Spencer's works range from uniquely brilliant religious themes to lush florals and landscapes to intense realism.
Born June 30, 1891 in the English town of Cookham by the Thames River, English painter Stanley Spencer went to London’s Slade School of Art – although he remained so attached to his hometown that he would return there every evening after classes. Not surprisingly, Stanley was soon nicknamed “Cookham” by his fellow students.
At Slade, Spencer was influenced by lecturer Roger Fry, a member of the Bloomsbury group. Fry stressed the importance of Post-Impressionist painters such as Cezanne, Monet and Gaugin, and in 1910 he organized an exhibit of their works.

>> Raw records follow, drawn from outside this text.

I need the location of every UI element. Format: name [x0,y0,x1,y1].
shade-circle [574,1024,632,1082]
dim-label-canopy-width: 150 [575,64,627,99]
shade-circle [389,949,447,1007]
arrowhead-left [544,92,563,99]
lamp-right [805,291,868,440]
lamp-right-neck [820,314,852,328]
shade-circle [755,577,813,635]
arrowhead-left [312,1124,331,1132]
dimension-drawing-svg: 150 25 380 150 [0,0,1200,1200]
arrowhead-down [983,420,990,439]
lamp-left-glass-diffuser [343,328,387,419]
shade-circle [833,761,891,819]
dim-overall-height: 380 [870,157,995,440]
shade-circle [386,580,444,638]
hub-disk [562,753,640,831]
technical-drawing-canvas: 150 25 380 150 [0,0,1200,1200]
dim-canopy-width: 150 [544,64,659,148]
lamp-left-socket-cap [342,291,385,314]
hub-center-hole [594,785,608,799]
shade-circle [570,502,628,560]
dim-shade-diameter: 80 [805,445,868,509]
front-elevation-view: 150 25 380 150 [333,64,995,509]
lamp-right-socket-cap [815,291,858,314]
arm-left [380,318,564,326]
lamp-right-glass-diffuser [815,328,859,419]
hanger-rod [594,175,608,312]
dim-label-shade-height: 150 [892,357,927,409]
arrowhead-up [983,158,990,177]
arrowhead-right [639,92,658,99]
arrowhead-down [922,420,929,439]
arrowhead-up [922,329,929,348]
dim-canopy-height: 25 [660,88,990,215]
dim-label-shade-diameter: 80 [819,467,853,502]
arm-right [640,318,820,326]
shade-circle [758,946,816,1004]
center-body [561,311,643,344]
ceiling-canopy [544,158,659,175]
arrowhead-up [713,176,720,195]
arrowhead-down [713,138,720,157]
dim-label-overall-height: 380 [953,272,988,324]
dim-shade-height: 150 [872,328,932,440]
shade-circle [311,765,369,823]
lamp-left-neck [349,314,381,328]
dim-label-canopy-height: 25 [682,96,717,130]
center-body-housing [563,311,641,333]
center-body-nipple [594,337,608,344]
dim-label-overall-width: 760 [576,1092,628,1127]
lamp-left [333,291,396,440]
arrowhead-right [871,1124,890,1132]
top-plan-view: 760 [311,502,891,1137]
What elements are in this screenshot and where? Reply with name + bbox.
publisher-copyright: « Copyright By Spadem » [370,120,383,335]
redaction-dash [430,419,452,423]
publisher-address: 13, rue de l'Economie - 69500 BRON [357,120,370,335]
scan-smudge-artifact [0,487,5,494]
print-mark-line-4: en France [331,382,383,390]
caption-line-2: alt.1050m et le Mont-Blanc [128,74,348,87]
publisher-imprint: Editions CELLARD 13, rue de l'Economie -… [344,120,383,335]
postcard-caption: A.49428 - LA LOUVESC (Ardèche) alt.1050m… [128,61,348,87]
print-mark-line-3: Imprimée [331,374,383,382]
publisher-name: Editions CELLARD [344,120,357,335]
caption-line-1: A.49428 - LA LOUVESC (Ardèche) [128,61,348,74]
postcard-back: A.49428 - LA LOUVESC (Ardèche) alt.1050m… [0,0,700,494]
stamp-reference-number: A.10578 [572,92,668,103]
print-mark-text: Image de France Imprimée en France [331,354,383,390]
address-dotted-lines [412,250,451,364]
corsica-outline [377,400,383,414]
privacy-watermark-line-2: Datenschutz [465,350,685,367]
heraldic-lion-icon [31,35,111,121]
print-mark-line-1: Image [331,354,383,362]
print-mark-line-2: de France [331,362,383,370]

Spencer was fascinated by Paul Gaugin’s paintings of Biblical scenes in then modern-day settings, and he began to think about using Cookham in the same manner, as he still very much loved his birthplace and its magical small-town landscape. One of Spencer’s works done shortly after called The Nativity would place this holy event in Cookham, while his John Donne Arriving in Heaven was included in another Post-Impressionist exhibit which also featured Pablo Picasso and Henri Matisse.
Spencer was additionally influenced by the Italian Renaissance artist Giotto. He focused on painting in a kind of lyrical, colorfully intense manner, but found that the arrival of World War I darkened his vision. Before serving in a medical unit and then the infantry, he wrote how life “seemed fresh and to belong to the morning. My ideas were beginning to unfold in fine order when along comes the war and smashes everything.”
Following the war, Spencer tried to recapture his innocence and returned to Cookham, and he also married an art student named Hilda Carline. They couple had two daughters and were together for over a decade until Spencer left Hilda for another painter named Patricia Preece. Unfortunately, Preece planned on using Spencer mainly for financial support.
Their marriage was reportedly never consummated and Spencer lost a great deal to Patricia in the divorce that followed. Then Hilda refused to take him back. Through this unhappy love triangle, Spencer also lost even more of his naïve joy toward the world and found himself painting morbidly unflattering nude portraits of his two ex-wives. However, Spencer did manage to reconnect with Hilda towards the end of her life and considered her his truest love.
Spencer resigned from the Royal Academy of Art in 1935 following the rejection of his works St. Francis and The Birds and The Dustman. He was later charged by the Academy with obscenity for the graphic nature of his nudes, and was forced to hide a painting depicting himself and his second wife away until after his death.
While he received critical praise and several major art commissions, people weren’t quite sure of what to make of Stanley Spencer in his day. Some considered him just eccentric, while others regarded him as outright blasphemous for suggesting that scenes of great holiness could be linked to modern times. Spencer’s The Resurrection, Cookham shows residents of the town rising from their graves with a meaning and title that like Spencer’s earlier work, The Nativity, might not have been interpreted well by conservative religious minds.
In the 1950s, Spencer rejoined the Royal Academy and was given a retrospective by London’s Tate Gallery. He was knighted at Buckingham Palace and died of cancer shortly after in 1959, just after experiencing a vision of angels. His work is now part of The Tate’s permanent collection, and The Stanley Spencer Gallery in Cookham can be found in the artist’s eternally favorite place.